Rate-cycle context: the 2025 cuts and the February 2026 pause
The latest hold at 5.25% follows a period of easing and then caution. In the February 2026 meeting, the MPC kept the repo rate steady at 5.25% after a cumulative 125-basis-point cut in 2025. Reports described the approach as ‘wait-and-watch’ with an emphasis on stability. Another report noted that the latest decision marked the fourth consecutive pause in the current interest rate cycle. This context is relevant because it shows policy has already adjusted meaningfully, and the current phase is about assessing how prior cuts transmit into the economy without letting inflation risks build.
What economists and polls expected ahead of the decision
Ahead of the April policy, a Business Standard poll of economists from 10 financial institutions expected the MPC to maintain the repo rate at 5.25% despite the West Asia conflict and higher international oil prices. CareEdge Ratings’ Chief Economist Rajani Sinha said the RBI was likely to maintain ‘status quo’ on policy rates and stance, citing a volatile global environment and a wait-and-watch strategy. Muthoot FinCorp’s Chief Economist Apoorva Javadekar also said the RBI was likely to hold the repo rate at 5.25%, pointing to external headwinds and low inflation at the start of the oil price shock, citing 3.21% inflation in February 2026. Former State Bank of India Chairman Dinesh Khara was also cited as saying the RBI would hold the repo rate steady.
Key numbers at a glance
Market impact: what a prolonged hold implies
A steady repo rate typically keeps lending and deposit rate adjustments gradual, which can influence consumer loans, home loans, and corporate borrowing costs.

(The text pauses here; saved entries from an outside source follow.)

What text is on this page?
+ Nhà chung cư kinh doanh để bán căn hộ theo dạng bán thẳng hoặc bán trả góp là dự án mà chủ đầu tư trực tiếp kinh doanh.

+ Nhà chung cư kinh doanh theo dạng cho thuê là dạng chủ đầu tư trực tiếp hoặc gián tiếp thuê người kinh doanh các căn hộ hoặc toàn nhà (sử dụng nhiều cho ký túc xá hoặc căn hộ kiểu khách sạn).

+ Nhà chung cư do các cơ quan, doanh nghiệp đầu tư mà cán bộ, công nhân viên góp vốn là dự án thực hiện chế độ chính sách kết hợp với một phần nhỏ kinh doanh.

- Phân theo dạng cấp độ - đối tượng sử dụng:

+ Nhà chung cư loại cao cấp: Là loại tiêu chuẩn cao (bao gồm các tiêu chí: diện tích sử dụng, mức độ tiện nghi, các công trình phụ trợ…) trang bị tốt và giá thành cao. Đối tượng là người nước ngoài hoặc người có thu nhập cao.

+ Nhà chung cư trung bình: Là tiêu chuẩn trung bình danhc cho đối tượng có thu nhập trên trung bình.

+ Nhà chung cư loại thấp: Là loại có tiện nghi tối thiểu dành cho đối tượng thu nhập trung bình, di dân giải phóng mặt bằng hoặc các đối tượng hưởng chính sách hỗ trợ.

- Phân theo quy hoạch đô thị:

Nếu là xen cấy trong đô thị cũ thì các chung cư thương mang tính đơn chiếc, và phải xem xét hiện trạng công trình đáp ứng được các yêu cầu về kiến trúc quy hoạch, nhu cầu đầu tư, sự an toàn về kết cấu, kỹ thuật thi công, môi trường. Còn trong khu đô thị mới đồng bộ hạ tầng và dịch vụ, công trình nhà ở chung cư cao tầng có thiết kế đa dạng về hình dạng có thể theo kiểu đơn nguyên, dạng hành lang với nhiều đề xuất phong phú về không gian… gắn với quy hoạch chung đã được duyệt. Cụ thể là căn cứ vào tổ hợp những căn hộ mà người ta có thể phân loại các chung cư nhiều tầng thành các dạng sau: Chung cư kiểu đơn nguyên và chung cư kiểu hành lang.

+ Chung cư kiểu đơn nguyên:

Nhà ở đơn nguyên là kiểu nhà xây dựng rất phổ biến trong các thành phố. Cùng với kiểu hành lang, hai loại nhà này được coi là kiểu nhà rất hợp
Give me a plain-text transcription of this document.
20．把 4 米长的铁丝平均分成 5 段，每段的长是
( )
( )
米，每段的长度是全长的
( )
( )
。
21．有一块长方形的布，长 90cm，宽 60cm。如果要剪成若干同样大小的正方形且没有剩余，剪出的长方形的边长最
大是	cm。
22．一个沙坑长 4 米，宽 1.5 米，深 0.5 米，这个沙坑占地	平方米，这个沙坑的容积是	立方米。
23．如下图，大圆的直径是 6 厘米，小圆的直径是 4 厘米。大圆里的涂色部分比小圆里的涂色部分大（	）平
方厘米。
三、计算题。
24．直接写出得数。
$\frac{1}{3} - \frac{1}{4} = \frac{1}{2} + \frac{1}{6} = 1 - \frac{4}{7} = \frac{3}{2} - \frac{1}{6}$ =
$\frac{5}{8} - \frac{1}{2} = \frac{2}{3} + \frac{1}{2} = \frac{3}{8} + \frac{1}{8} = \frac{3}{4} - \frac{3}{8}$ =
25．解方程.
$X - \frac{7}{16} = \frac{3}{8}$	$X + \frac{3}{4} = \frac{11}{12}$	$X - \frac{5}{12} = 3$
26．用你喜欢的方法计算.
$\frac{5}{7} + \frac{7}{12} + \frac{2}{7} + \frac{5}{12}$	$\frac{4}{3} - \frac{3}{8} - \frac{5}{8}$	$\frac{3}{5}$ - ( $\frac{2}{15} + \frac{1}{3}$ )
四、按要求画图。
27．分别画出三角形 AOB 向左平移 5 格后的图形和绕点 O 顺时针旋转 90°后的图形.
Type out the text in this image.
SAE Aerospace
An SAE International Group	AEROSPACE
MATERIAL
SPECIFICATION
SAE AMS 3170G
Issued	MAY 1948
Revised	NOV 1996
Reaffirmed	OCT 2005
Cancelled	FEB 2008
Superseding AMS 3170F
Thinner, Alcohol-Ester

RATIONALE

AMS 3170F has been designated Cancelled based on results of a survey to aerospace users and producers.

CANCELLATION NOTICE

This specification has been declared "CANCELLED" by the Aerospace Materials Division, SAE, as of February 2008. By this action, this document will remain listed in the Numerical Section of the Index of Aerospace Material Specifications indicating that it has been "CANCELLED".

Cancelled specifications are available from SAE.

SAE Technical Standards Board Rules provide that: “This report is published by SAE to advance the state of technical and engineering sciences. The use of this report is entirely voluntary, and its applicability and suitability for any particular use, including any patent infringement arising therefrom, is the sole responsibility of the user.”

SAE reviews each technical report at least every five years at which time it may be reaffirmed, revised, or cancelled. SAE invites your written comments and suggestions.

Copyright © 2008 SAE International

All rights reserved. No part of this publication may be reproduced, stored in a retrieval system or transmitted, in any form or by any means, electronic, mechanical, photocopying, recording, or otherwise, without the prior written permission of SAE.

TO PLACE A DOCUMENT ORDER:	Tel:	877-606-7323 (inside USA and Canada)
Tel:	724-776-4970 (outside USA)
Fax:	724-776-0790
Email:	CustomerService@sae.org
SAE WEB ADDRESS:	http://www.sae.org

For banks, a prolonged pause can stabilise near-term funding assumptions, even if competition for deposits continues. For bond markets, stable policy rates tend to anchor expectations, though inflation surprises and oil moves can still drive yields. The RBI’s published quarterly inflation path, particularly the Q3 projection of 5.2%, is likely to remain a key input for market pricing and risk management. The neutral stance also signals that future moves will be data-dependent, not pre-committed.
Why this matters: the link between tolerance-band inflation and policy stability
India Ratings’ core argument is straightforward: if CPI remains below 6%, the RBI has room to keep rates unchanged even as fuel price pass-through plays out. The RBI’s own FY27 CPI forecast of 4.6% is consistent with that framework. At the same time, the RBI’s growth projection of 6.9% provides a macro backdrop where policymakers may prefer stability rather than frequent shifts. The combination of a neutral stance, a mid-year inflation pickup, and elevated geopolitical uncertainty explains why the debate is centred on holding policy steady.
Conclusion
India Ratings and Research expects the RBI to keep the repo rate at 5.25% through FY27, citing inflation that should remain within the RBI’s tolerance band despite fuel-price pass-through risks. The RBI’s MPC has already maintained the repo rate at 5.25% with a neutral stance, alongside FY27 projections of 6.9% growth and 4.6% inflation. The next key signals for markets will come from incoming inflation prints, crude-linked price pressures, and how growth tracks the RBI’s quarterly path.